I Come Not to Bury the Twins, But to Praise Them

Friends, Minnesotans, Whatevers--

I'm sure a lot of ink will be spilled about how this play-in game that the Twins lost 1-0 to the Chicago White Sox typified the problems with the team throughout the year. And it did typify a lot of them--squandering a great start from a young pitcher, who made one mistake his defense couldn't fix all game, giving up a homerun to stupid fat old jerk nice person Jim Thome. There may even be some who question the decision to send Cuddyer on the shallow fly to center that tested Ken Griffey's old arm, and found that arm to be up to the task.

But I'm not going to autopsy this game a whole lot; we've seen this game before, and it has been post-mortemified to death.

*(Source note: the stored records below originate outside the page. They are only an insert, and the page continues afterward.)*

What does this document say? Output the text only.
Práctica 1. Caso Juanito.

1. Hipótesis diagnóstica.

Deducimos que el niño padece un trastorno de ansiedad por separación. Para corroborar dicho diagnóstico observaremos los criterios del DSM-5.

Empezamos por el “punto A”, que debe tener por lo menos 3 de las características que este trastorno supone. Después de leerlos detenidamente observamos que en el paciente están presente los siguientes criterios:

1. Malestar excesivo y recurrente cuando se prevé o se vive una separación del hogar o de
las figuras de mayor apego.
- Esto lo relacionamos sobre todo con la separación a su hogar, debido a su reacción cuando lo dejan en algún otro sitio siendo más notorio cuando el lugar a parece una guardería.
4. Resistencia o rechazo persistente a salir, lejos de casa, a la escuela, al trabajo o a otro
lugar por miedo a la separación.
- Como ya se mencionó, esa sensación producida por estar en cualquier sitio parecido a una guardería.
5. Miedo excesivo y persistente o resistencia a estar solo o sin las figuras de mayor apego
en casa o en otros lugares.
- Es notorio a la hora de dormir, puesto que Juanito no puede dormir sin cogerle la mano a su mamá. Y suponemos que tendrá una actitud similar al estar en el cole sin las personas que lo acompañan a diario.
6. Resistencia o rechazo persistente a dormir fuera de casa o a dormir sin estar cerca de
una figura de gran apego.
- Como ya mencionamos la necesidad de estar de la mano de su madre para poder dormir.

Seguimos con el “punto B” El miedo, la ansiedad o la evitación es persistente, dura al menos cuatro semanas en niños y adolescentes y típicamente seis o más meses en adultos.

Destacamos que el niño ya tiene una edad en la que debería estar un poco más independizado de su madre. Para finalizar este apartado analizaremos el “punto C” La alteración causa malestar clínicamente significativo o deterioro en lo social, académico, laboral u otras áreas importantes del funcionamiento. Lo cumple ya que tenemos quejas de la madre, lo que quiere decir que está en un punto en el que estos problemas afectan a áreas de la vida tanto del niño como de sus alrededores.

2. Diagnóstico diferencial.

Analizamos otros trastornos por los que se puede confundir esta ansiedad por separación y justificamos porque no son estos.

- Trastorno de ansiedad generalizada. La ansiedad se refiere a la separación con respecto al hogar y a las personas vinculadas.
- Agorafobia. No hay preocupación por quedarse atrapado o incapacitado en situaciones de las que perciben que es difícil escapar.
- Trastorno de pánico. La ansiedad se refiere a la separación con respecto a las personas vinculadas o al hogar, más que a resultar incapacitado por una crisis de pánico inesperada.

I just want to remind all the Twins fans out there that this team had no business being where they were tonight--tied for first place in the AL Central. Neither were the White Sox, but most national inkers were much less surprised by them--they are a team defined by the "One More Year" mantra--Thome, Griffey, Jermaine Dye, Paul Konerko, AJ Pierszinski--you are talking about cagey veterans who are very much on the downslope, which means that Chicago was built for now or never. (I imagine that when they tangle with the Rays, it will be never. Rays in 4!)

But this Twins team was not meant to challenge now because they are too young to challenge. The starting rotation started off without Liriano, the closest person they had to an ace on the team, and when he did first come up, he didn't stick around for long. Scotty Baker, after Livan Hernandez (who didn't finish with the team, after all), was the oldest pitcher in the rotation all year long, and he's all of 26. Nick Blackburn (0) (who pitched a gem tonight), Kevin Slowey (11) , and Glen Perkins (0) had between them less than 12 MLB starts prior to this year.

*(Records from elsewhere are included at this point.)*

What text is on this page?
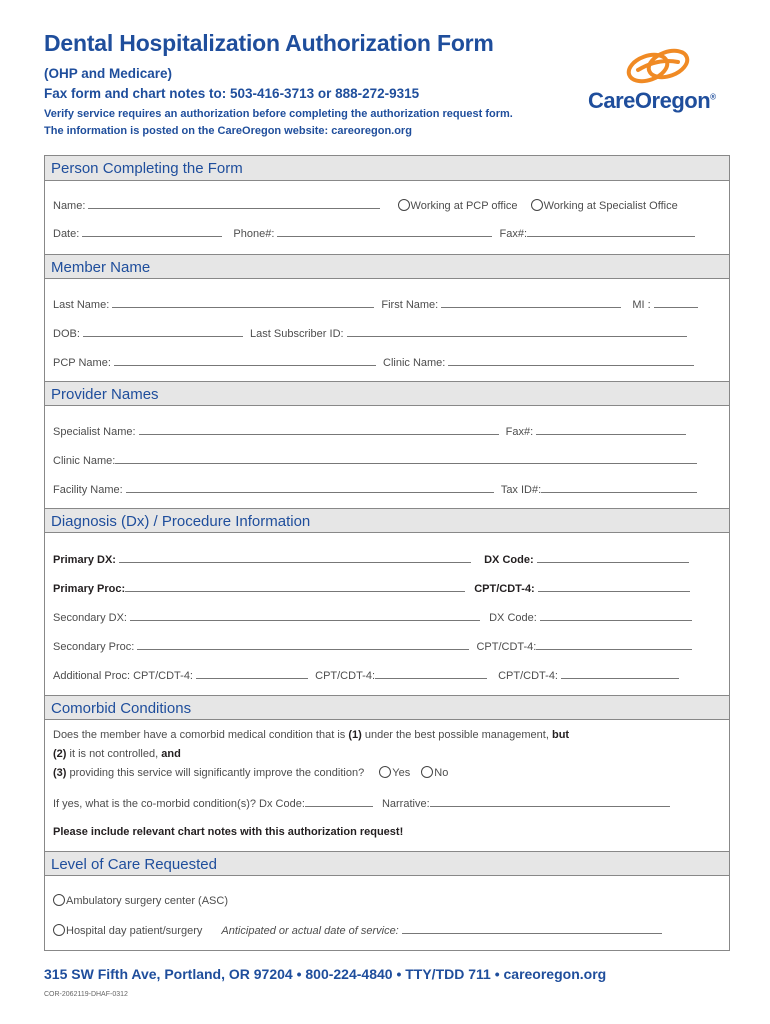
Dental Hospitalization Authorization Form
(OHP and Medicare)
Fax form and chart notes to: 503-416-3713 or 888-272-9315
Verify service requires an authorization before completing the authorization request form.
The information is posted on the CareOregon website: careoregon.org
CareOregon®
Person Completing the Form
Name:	Working at PCP office Working at Specialist Office
Date:	Phone#:	Fax#:
Member Name
Last Name:	First Name:	MI :
DOB:	Last Subscriber ID:
PCP Name:	Clinic Name:
Provider Names
Specialist Name:	Fax#:
Clinic Name:
Facility Name:	Tax ID#:
Diagnosis (Dx) / Procedure Information
Primary DX:	DX Code:
Primary Proc:	CPT/CDT-4:
Secondary DX:	DX Code:
Secondary Proc:	CPT/CDT-4:
Additional Proc: CPT/CDT-4:	CPT/CDT-4:	CPT/CDT-4:
Comorbid Conditions
Does the member have a comorbid medical condition that is (1) under the best possible management, but
(2) it is not controlled, and
(3) providing this service will significantly improve the condition?	Yes No
If yes, what is the co-morbid condition(s)? Dx Code:	Narrative:
Please include relevant chart notes with this authorization request!
Level of Care Requested
Ambulatory surgery center (ASC)
Hospital day patient/surgery Anticipated or actual date of service:
315 SW Fifth Ave, Portland, OR 97204 • 800-224-4840 • TTY/TDD 711 • careoregon.org
COR-2062119-DHAF-0312
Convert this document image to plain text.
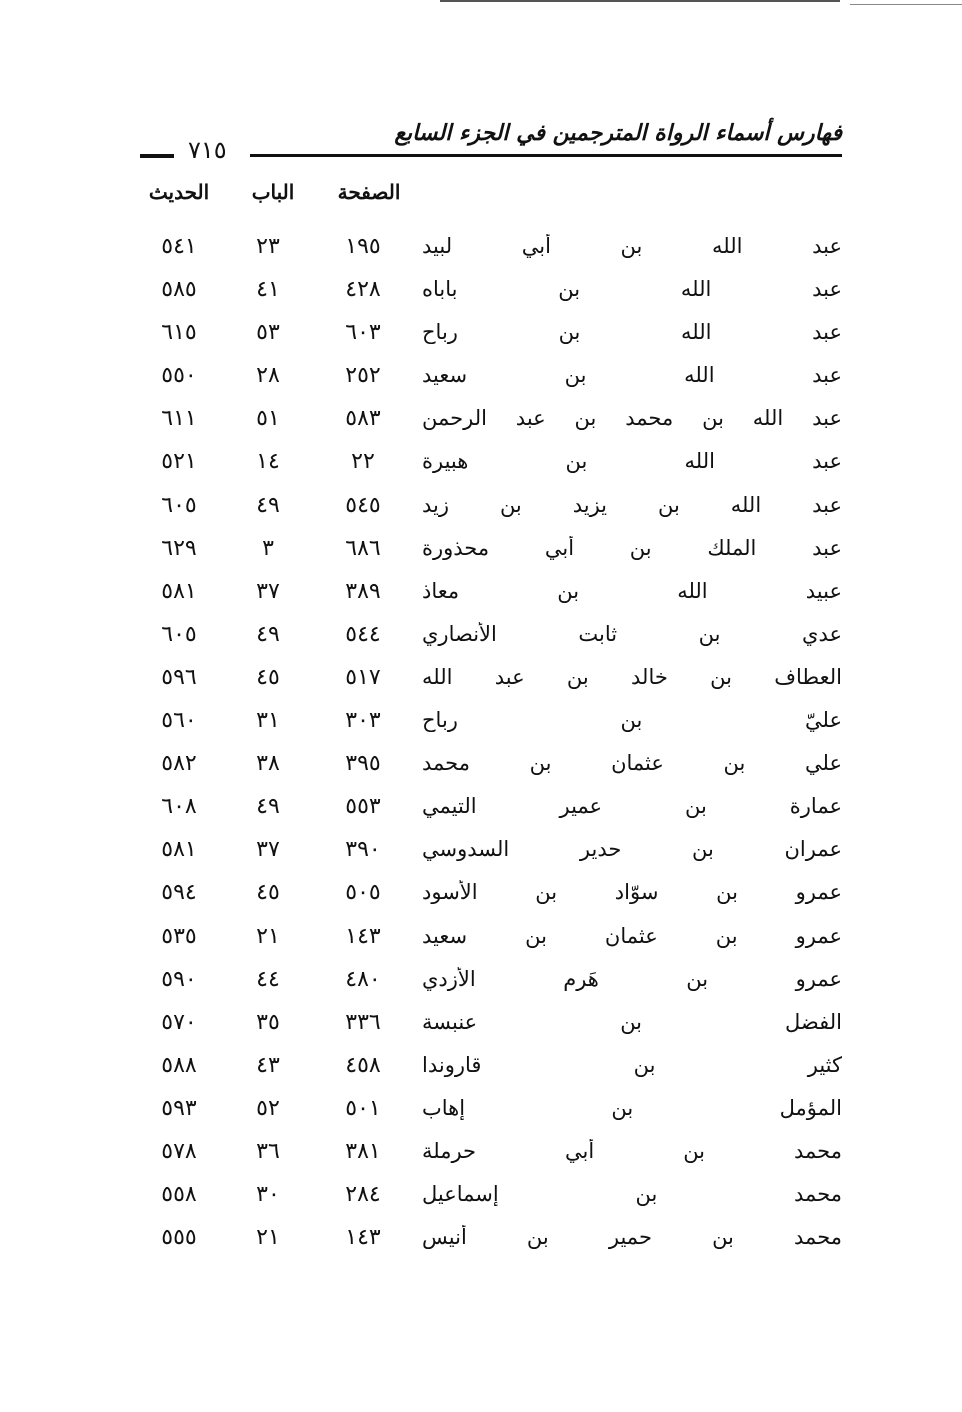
فهارس أسماء الرواة المترجمين في الجزء السابع
٧١٥
الصفحة
الباب
الحديث
عبد الله بن أبي لبيد
١٩٥
٢٣
٥٤١
عبد الله بن باباه
٤٢٨
٤١
٥٨٥
عبد الله بن رباح
٦٠٣
٥٣
٦١٥
عبد الله بن سعيد
٢٥٢
٢٨
٥٥٠
عبد الله بن محمد بن عبد الرحمن
٥٨٣
٥١
٦١١
عبد الله بن هبيرة
٢٢
١٤
٥٢١
عبد الله بن يزيد بن زيد
٥٤٥
٤٩
٦٠٥
عبد الملك بن أبي محذورة
٦٨٦
٣
٦٢٩
عبيد الله بن معاذ
٣٨٩
٣٧
٥٨١
عدي بن ثابت الأنصاري
٥٤٤
٤٩
٦٠٥
العطاف بن خالد بن عبد الله
٥١٧
٤٥
٥٩٦
عليّ بن رباح
٣٠٣
٣١
٥٦٠
علي بن عثمان بن محمد
٣٩٥
٣٨
٥٨٢
عمارة بن عمير التيمي
٥٥٣
٤٩
٦٠٨
عمران بن حدير السدوسي
٣٩٠
٣٧
٥٨١
عمرو بن سوّاد بن الأسود
٥٠٥
٤٥
٥٩٤
عمرو بن عثمان بن سعيد
١٤٣
٢١
٥٣٥
عمرو بن هَرِم الأزدي
٤٨٠
٤٤
٥٩٠
الفضل بن عنبسة
٣٣٦
٣٥
٥٧٠
كثير بن قاروندا
٤٥٨
٤٣
٥٨٨
المؤمل بن إهاب
٥٠١
٥٢
٥٩٣
محمد بن أبي حرملة
٣٨١
٣٦
٥٧٨
محمد بن إسماعيل
٢٨٤
٣٠
٥٥٨
محمد بن حمير بن أنيس
١٤٣
٢١
٥٥٥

None of them hit 15 wins this year, but they all got close--Slowey (12), Perkins (12), Baker (11), Blackburn (11). Liriano came in (again) late and looked good at first, but sagged off in his last two starts, but we all know what he is capable of becoming if he can start locating his fastball. Baker was probably the closest thing to an ace this rotation had this year for good chunks of the year, and there's a good chance he's going to be lapped by a couple of his younger compatriots next year. Add to that rotation their most regular battery-mate, a young man in Joe Mauer, who was challenging for the batting title late into the season this year, yet again. He's all of 25 years old.

The rest of the hitting isn't much older. Cuddyer was going to be the relatively elder statesman of this line-up, at age 29, after cheap redemption free agents/trades inevitably washed out. This year's edition of washouts include Craig Monroe, Adam Everett, and Mike Lamb. They all had moments, but couldn't consistently perform well enough to hold off 23 year or 24 year olds. Really, neither could Cuddyer. His return to the line-up wasn't at the expense of the man who replaced him in right field, young, incredibly fast and talented Denard Span. Span, Gomez, and Delmon Young might make up one of the youngest regular Outfielding corps ever to take the field for the majority of the season in the modern era. Not a one has yet seen their 25th Birthday.

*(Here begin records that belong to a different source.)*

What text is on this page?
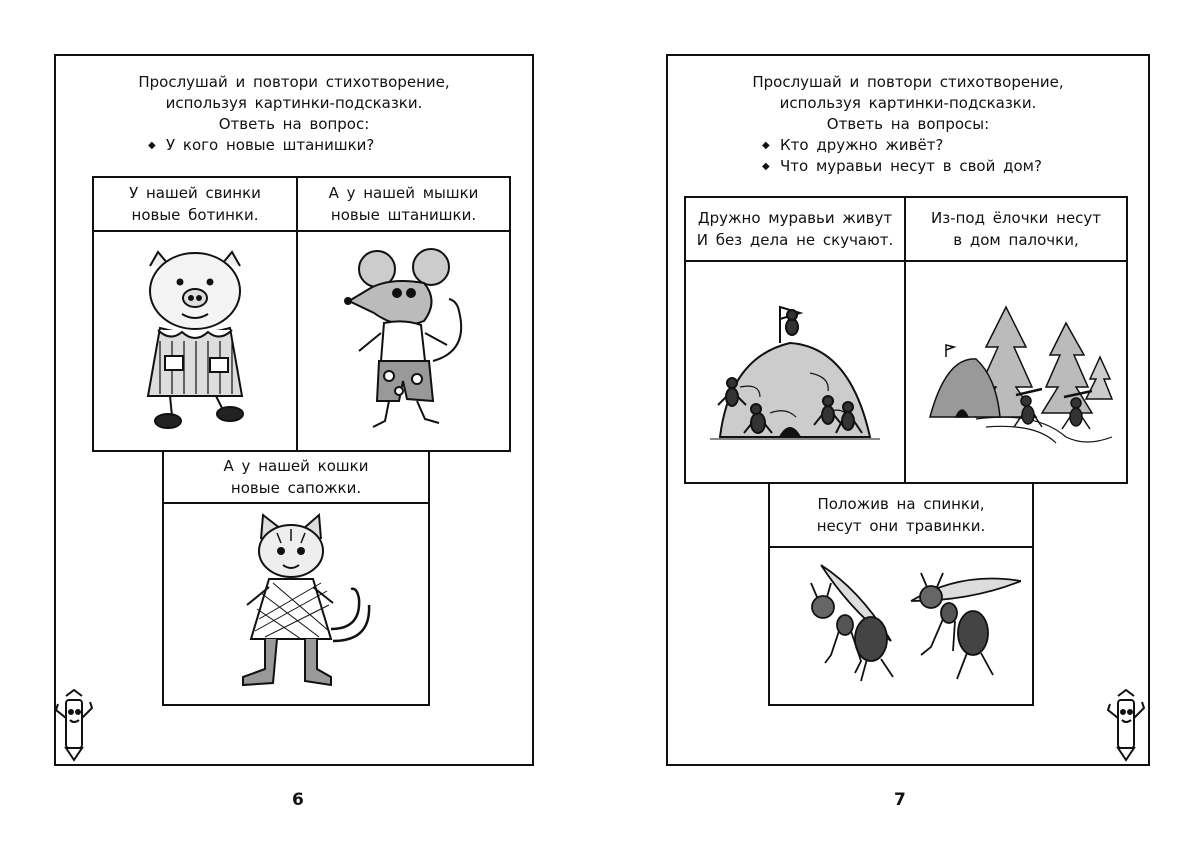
Прослушай и повтори стихотворение,
используя картинки-подсказки.
Ответь на вопрос:
◆ У кого новые штанишки?
У нашей свинки
новые ботинки.
А у нашей мышки
новые штанишки.
А у нашей кошки
новые сапожки.
6
Прослушай и повтори стихотворение,
используя картинки-подсказки.
Ответь на вопросы:
◆ Кто дружно живёт?
◆ Что муравьи несут в свой дом?
Дружно муравьи живут
И без дела не скучают.
Из-под ёлочки несут
в дом палочки,
Положив на спинки,
несут они травинки.
7
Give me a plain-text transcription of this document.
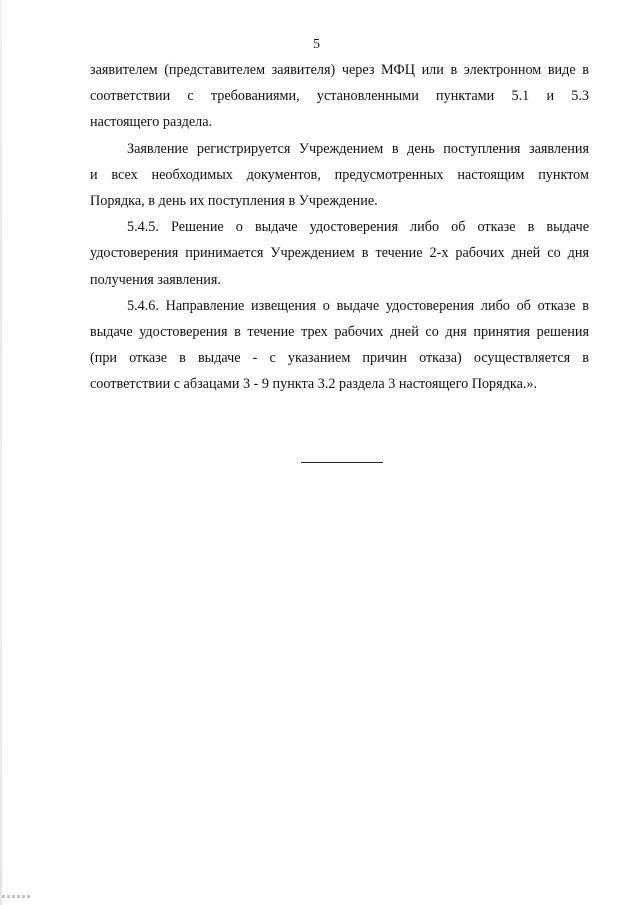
5

заявителем (представителем заявителя) через МФЦ или в электронном виде в
соответствии с требованиями, установленными пунктами 5.1 и 5.3
настоящего раздела.

Заявление регистрируется Учреждением в день поступления заявления
и всех необходимых документов, предусмотренных настоящим пунктом
Порядка, в день их поступления в Учреждение.

5.4.5. Решение о выдаче удостоверения либо об отказе в выдаче
удостоверения принимается Учреждением в течение 2-х рабочих дней со дня
получения заявления.

5.4.6. Направление извещения о выдаче удостоверения либо об отказе в
выдаче удостоверения в течение трех рабочих дней со дня принятия решения
(при отказе в выдаче - с указанием причин отказа) осуществляется в
соответствии с абзацами 3 - 9 пункта 3.2 раздела 3 настоящего Порядка.».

Add to that mix the surprising maturity of Alexi Casilla, the rather quiet but solid utility work of Brendan Harris, the resurgence of Nick Punto, and the MVP quality play of Justin Morneau (and forget transplanting his stats onto a NY team--put this whole team in Baltimore, Morneau is your MVP), you've got a very dangerous team for 2009, which it was always built to be in the first place.

So again, I come to praise the Twins, not to bury them. This was never meant to be their year. The fact that it was almost was--that's just gravy dammit. Even stupid fat fuck Tom Powers agrees with me, though his column is pretty much the work of someone using half their ass.